The payload was designed to replicate a complete ecological cycle on a miniature scale. Plants inside the sealed chamber function as producers, generating oxygen and food. The butterfly acts as a consumer, while microorganisms serve as decomposers, breaking down biological waste and helping maintain a stable internal environment.
Professor Xie Gengxin, the project's chief commander and designer, said the experiment intentionally avoided many protective measures typically used in space biology research. The system included no additional radiation shielding and no active temperature control, and relied on full-spectrum lighting to approximate natural conditions.
The goal was to expose the ecosystem to the extreme conditions of space and determine whether life could survive and sustain material circulation without human intervention. "It was a bold experiment," Xie said, adding that the design was meant to test the limits of biological resilience.
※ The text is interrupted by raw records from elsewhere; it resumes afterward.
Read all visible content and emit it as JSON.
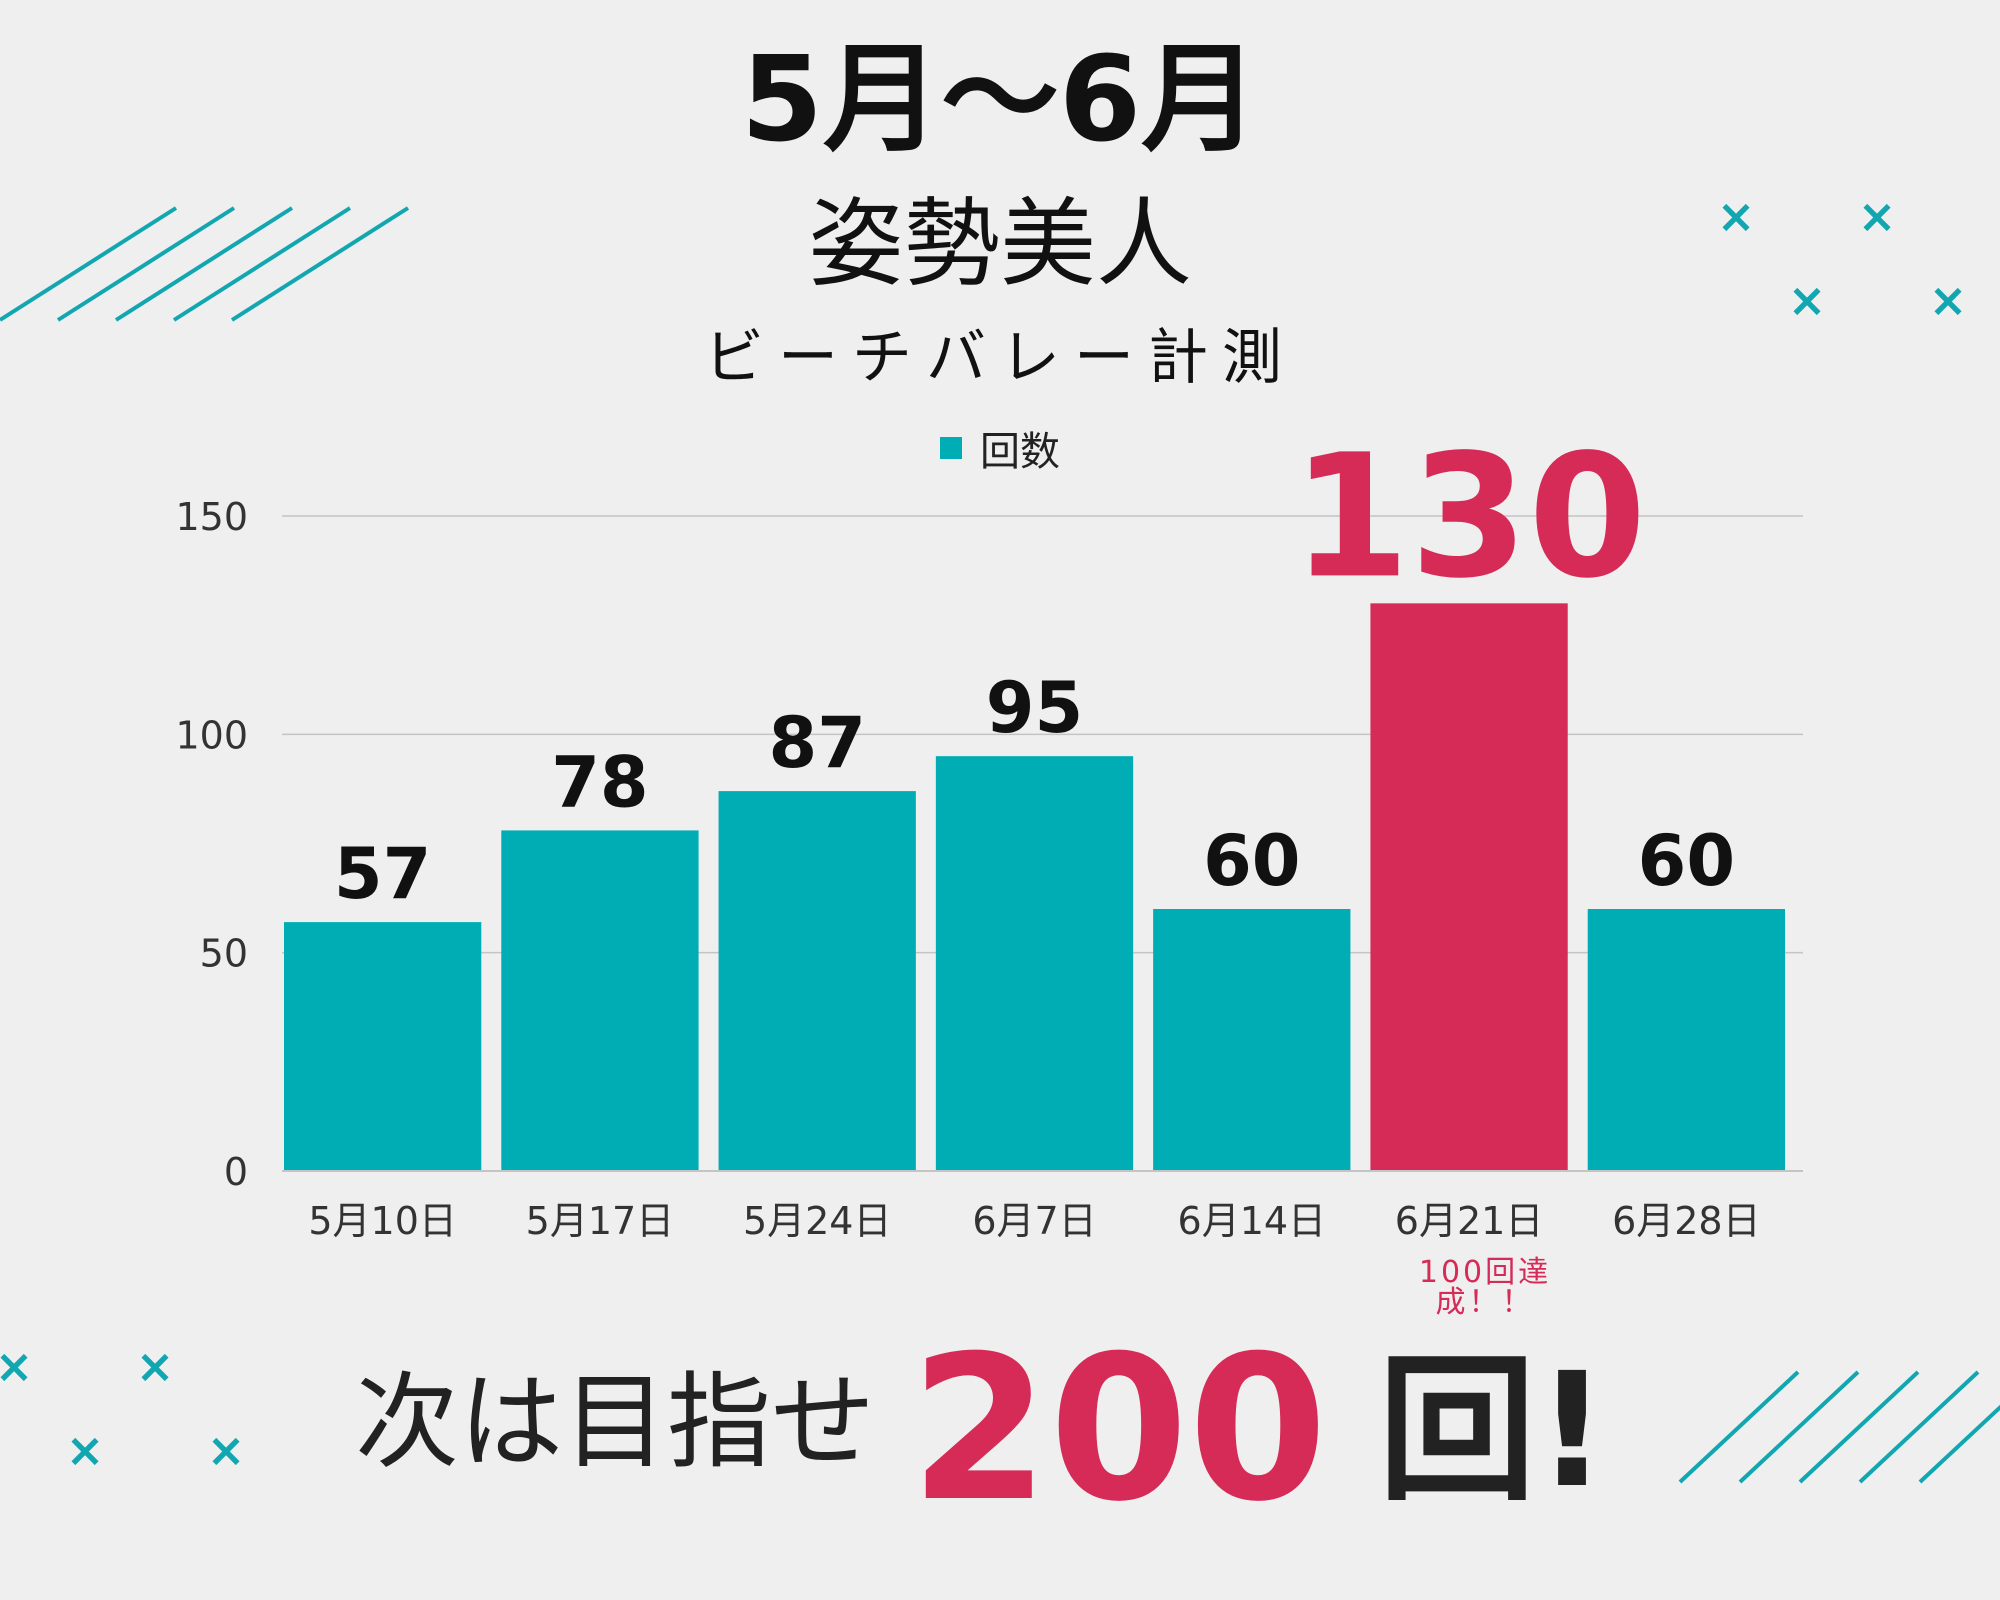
{
  "title": "5月〜6月",
  "subtitle": "姿勢美人",
  "subtitle2": "ビーチバレー計測",
  "footer": {
    "text": "次は目指せ",
    "number": "200",
    "unit": "回!"
  },
  "annotation": "100回達成！！",
  "colors": {
    "bar": "#00adb5",
    "highlight": "#d62b57",
    "background": "#efefef",
    "grid": "#c4c4c4",
    "decoration": "#12a7b0"
  },
  "chart_data": {
    "type": "bar",
    "title": "5月〜6月",
    "xlabel": "",
    "ylabel": "",
    "categories": [
      "5月10日",
      "5月17日",
      "5月24日",
      "6月7日",
      "6月14日",
      "6月21日",
      "6月28日"
    ],
    "series": [
      {
        "name": "回数",
        "values": [
          57,
          78,
          87,
          95,
          60,
          130,
          60
        ]
      }
    ],
    "highlight_index": 5,
    "ylim": [
      0,
      150
    ],
    "yticks": [
      0,
      50,
      100,
      150
    ],
    "grid": true,
    "legend": "top-center"
  }
}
Researchers said the butterfly's successful emergence demonstrates that complex animals can complete critical stages of their life cycles within a sealed space environment — a key requirement for long-term biological life-support systems.
The findings advance research into the interactions among animals, plants, and microorganisms in orbit and provide valuable data for developing large-scale, biologically regenerative life-support systems. Such systems are considered essential for future lunar bases, long-duration space missions, and eventual crewed exploration of Mars.